In today’s talking points, New energy vehicles are the way to go, New Energy Vehicles Charge Through the Battery Barrier in China, and Australian Network Sector Criticises Government’s Cut of Allow Rate of Return.
New Energy Vehicles are The Way To Go
The Deputy Director of the Hong Kong Environment Bureau said on Wednesday that fossil fuel-powered vehicles will be phased out in the future. This is necessary because fossil fuel emissions are the main cause of air pollution in Hong Kong and the main source of greenhouse gases that contribute to global warming. The problem now is how we should promote the new energy vehicles.
The government once provided financial subsidies to owners who purchased electric vehicles and/or hybrid vehicles, but stopped this a year later. This is because many people choose not to replace fossil fuel vehicles with new energy vehicles. Instead, they kept and used both which not only defeated the goal of encouraging clean energy vehicles, but also increased the number of street cars. In addition, the lack of charging stations is another reason why most potential owners are hesitant to purchase electric vehicles, and the price is too high. The Hong Kong government needs to address this issue as soon as possible – either building more charging stations as part of infrastructure spending or requiring electric vehicle manufacturers to provide their customers with adequate charging stations.
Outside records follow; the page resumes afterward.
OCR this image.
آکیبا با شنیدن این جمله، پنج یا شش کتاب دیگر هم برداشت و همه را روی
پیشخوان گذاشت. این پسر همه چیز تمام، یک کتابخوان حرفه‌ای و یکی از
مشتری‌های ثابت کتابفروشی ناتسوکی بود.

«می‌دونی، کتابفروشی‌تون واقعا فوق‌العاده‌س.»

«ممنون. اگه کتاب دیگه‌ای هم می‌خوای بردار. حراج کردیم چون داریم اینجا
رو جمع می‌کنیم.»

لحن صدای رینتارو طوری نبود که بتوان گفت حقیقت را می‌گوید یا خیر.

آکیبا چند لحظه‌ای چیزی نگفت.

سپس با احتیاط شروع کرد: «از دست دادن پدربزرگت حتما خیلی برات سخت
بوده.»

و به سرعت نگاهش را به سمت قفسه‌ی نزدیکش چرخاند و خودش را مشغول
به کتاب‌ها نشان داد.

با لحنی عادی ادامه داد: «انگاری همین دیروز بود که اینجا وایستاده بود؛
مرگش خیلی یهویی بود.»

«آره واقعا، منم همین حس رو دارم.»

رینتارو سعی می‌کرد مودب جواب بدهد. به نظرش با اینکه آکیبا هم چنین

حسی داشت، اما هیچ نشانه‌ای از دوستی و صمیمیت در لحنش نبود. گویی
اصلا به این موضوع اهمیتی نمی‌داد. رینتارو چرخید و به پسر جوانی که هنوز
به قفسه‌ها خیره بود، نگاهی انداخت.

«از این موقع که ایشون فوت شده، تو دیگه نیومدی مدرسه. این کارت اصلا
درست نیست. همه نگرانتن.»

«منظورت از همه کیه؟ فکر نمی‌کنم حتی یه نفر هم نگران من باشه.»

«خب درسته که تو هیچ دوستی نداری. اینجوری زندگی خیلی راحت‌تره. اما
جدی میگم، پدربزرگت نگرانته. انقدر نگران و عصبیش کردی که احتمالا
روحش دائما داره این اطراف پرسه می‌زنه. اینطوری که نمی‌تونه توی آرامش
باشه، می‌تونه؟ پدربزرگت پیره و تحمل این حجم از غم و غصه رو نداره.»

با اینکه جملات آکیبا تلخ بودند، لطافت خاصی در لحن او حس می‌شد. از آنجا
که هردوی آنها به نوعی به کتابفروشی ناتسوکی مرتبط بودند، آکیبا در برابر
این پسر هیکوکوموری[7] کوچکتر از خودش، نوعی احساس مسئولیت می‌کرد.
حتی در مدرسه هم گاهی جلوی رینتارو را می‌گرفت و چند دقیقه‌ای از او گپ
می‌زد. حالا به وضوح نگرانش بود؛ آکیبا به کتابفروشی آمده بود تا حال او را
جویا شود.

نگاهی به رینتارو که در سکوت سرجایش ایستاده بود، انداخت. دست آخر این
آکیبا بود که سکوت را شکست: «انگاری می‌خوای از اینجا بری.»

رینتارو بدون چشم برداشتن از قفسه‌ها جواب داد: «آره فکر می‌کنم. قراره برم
On the other hand, Hong Kong has one of the best public transport systems in the world, especially buses of all sizes, covering all residential areas. However, these buses are mainly powered by internal combustion engines, which means they need to burn fossil fuels. Using electric buses as early as possible will greatly reduce the use of fossil energy, reduce air pollution, and contribute to environmental protection. In order to promote new energy vehicles, the government still needs to take many necessary measures and incentives.
Sources: HongKong Comment
New Energy Vehicles Charge Through the Battery Barrier in China
William Li, dubbed the Elon Musk of China, is attempting to tackle battery life issues with New Energy Vehicles (NEV). In the same vein as the use of power banks by mobile users, Li is attempting to introduce services to compliment battery life and driving range. These services would include battery swap stations and mobile charging systems in vans that will drive throughout the city.
During the company’s annual NIO Day held on December 15thof this year Li announced that by the end of the year they will have a “nationwide service network consisting of over 160 service outlets across China.” This number is set to increase further in 2019 to meet increasing demand. The stations allow for a quick charge, similar to the experience had in a traditional gas station.
There are also consumer fears surrounding safety during cold winters which quickly drain battery life, the frequency of needing replacement batteries, and an inability to recharge in busy Beijing traffic, which often experiences lengthy traffic jams. This has prompted collaboration by NIO with some Scandinavian battery researchers and companies to try to improve the technology. Developing battery systems that allow vehicles to drive for longer, that need infrequent replacement, and that have management systems that work smoothly means less waste which aligns with China’s current aims to reduce pollution through the promotion of NEV cars.
With enough government support in the form of policy and continued development in the technology, the future of NEV is bright.
Sources: Bringing China Closer
Australian Network Sector Criticises Government’s Cut of Allow Rate of Return
Australian network businesses have criticised the Australian Energy Rugulator (AER)’s announcement of the reducing the allowed rate of return on the past Monday. The reduction constitutes to the recent series of government’s plan for lowering household power bills.
The allowed rate of return, set by AER, determines the amount that electricity retailers and network customers pay to network businesses for directly or indirectly accessing the network infrastructures such as poles and wires. These infrastructures are owned by network businesses, and its revenue contributes to about 50% of the total network company revenue, according Sydney Morning Herald.
AER chairman Paula Conboy said the cut will reduce customers’ bill by $30 to $ 40 a year. However, Network lobby groups have described the cut as a “short-sighted decision” as it ignores market evidence and could eventually lead to “perverse results for customers”.